Getting business and leadership support for data governance programs – and building a data culture on that buy-in – remains a significant challenge in many organizations. Yet, having this support is a crucial success factor for these initiatives, according to a new survey.
The results of the new survey were presented at a Collibra event in The Hague, the Netherlands, in 2018 by Timm Grosser, head of consulting – BI and data management at BARC, a Teknowlogy Group company. The survey results have also been published in a new report.
With 3,045 survey responses, the findings revealed that having the right data culture is a key component to a functional data governance program. Below is a tutorial on how to overcome the challenges of building a data culture to set your business up for success.
Facing significant data culture challenges
It’s clear from the survey that companies continue to experience significant data challenges – often because their existing data culture needs improvement. Nearly half of survey respondents said their organizations suffered from inadequate data quality today, and more than one-third said this would be an ongoing problem in the future. These companies often have to put in quite a lot of manual effort to keep data at a level of quality the business can work with. This costs money and diverts human resources from other, more value-adding work. It also increases risk – sometimes poor data quality can even be responsible for the failure of revenue-generating projects undertaken by the business. Companies clearly need to have a common understanding of data quality standards across the organizational structure.
More than four out of ten respondents indicated that their organization was ineffective at managing its data. Often data governance is not viewed as a strategic essential by the board and senior management, so there is no structured responsibility for data that reaches across the company. Each business team may have its own approach to managing data, with no individual specifically assigned with responsibility for data quality within the team and collaborating with others across the business who use that data.
Another common issue is a lack of knowledge about existing data or an inability to find relevant data – more than one-third of respondents cited these related issues. Often this happens when data governance is a project that only IT engages in. The business is left wondering where the data is, how to find their data, and who has responsibility for it.
Understanding the collaboration gap
In many companies, there can be a cultural view that data governance is not something the business should be engaged in. For example, only 29% of respondents said that their data governance program would affect all of their data environments. Most respondents – more than three-quarters – were focused on the impact it would have on their BI and data warehousing environment. In this way of thinking, data governance is an IT project.
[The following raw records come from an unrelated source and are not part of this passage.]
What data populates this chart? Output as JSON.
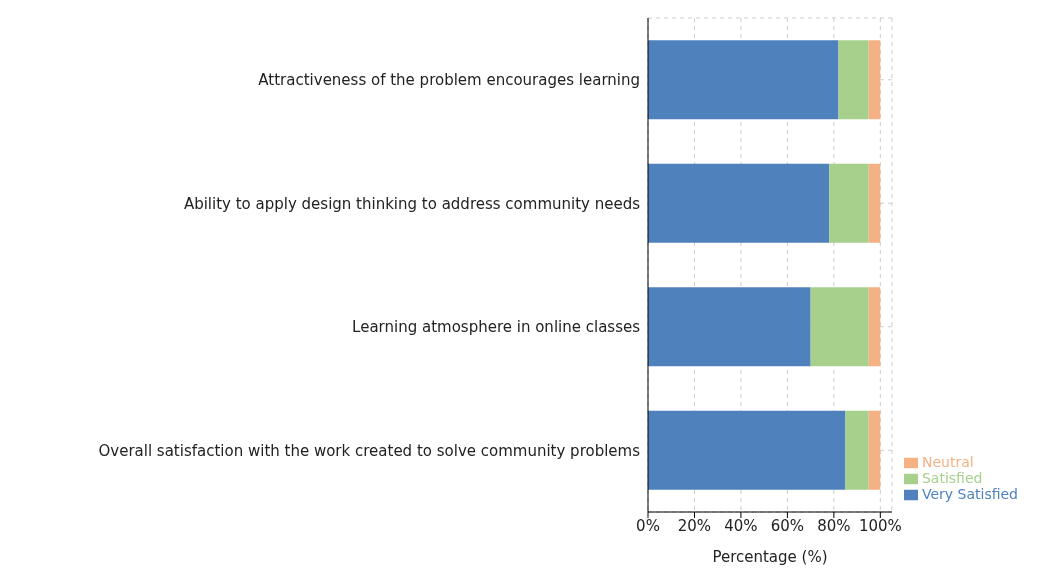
{
  "chart_data": {
    "type": "bar",
    "orientation": "horizontal",
    "stacked": true,
    "xlabel": "Percentage (%)",
    "categories": [
      "Attractiveness of the problem encourages learning",
      "Ability to apply design thinking to address community needs",
      "Learning atmosphere in online classes",
      "Overall satisfaction with the work created to solve community problems"
    ],
    "series": [
      {
        "name": "Very Satisfied",
        "color": "#4f81bd",
        "values": [
          82,
          78,
          70,
          85
        ]
      },
      {
        "name": "Satisfied",
        "color": "#a6d08c",
        "values": [
          13,
          17,
          25,
          10
        ]
      },
      {
        "name": "Neutral",
        "color": "#f4b183",
        "values": [
          5,
          5,
          5,
          5
        ]
      }
    ],
    "xlim": [
      0,
      105
    ],
    "xticks": [
      {
        "value": 0,
        "label": "0%"
      },
      {
        "value": 20,
        "label": "20%"
      },
      {
        "value": 40,
        "label": "40%"
      },
      {
        "value": 60,
        "label": "60%"
      },
      {
        "value": 80,
        "label": "80%"
      },
      {
        "value": 100,
        "label": "100%"
      }
    ],
    "grid": true,
    "legend": "bottom right"
  }
}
There is also a tendency to view data governance as just a compliance project. In the survey, compliance was the top driver for the application of a data strategy or data governance of the survey respondents’ companies – 56% chose this option. The number selecting this answer was even higher in Europe – 64% – potentially because of new regulations such as the General Data Protection Regulation (GDPR).
Viewing data governance as either just a compliance task or something for IT to do means that, culturally speaking, organizations are closed to the opportunities that good data governance can bring, in order to drive value for the business.
Starting at the top
Building a culture around data has to begin at the top of organizations – with senior management and the board. Corporate cultures that view data governance as either something that IT deals with or as just a compliance issue, have these values because their boards and senior management teams do. In the survey, four out of ten respondents said their biggest challenges to implement either a data strategy or data governance measures were convincing stakeholders, obtaining management support, and getting the acceptance of business users and future stakeholders.
The new survey also shows that having the buy-in from both senior leadership and the business to building a data culture is crucial to the success of any data governance program. Respondents were asked how they rated the importance of data governance and having a data-driven culture. The results showed that companies considered “best in class” in terms of their approach to data management rated the importance of having a data-driven culture 7.7 out of 10 points, compared with laggard companies, which only rated the importance of this as 5.8.
BARC’s Timm Grosser suggested several ways in which data governance teams can engage collaboratively with the business:
- Be sure to have business-oriented roles on the data governance project team.
- Uncover the business people who have data governance as part of their role. They have much value to contribute to the project.
- Engage the business at the earliest stages of the project. Only the business can define what data is, where it is used, and the benefits of the data to the business.
- Drive discussion about how compliance projects such as GDPR can actually deliver business value. Help the business to see the opportunities.
- Consider starting with a data quality project – customer or product data that is shared between operational applications that feed different processes – because it will demonstrate the value this approach can bring to the business quickly.
In short, the challenges that data governance projects can often encounter within organizations are often closely linked to the state of the data culture within both senior management and the business. Getting buy-in from both of these stakeholder groups can significantly enhance the chances of success of a data governance program.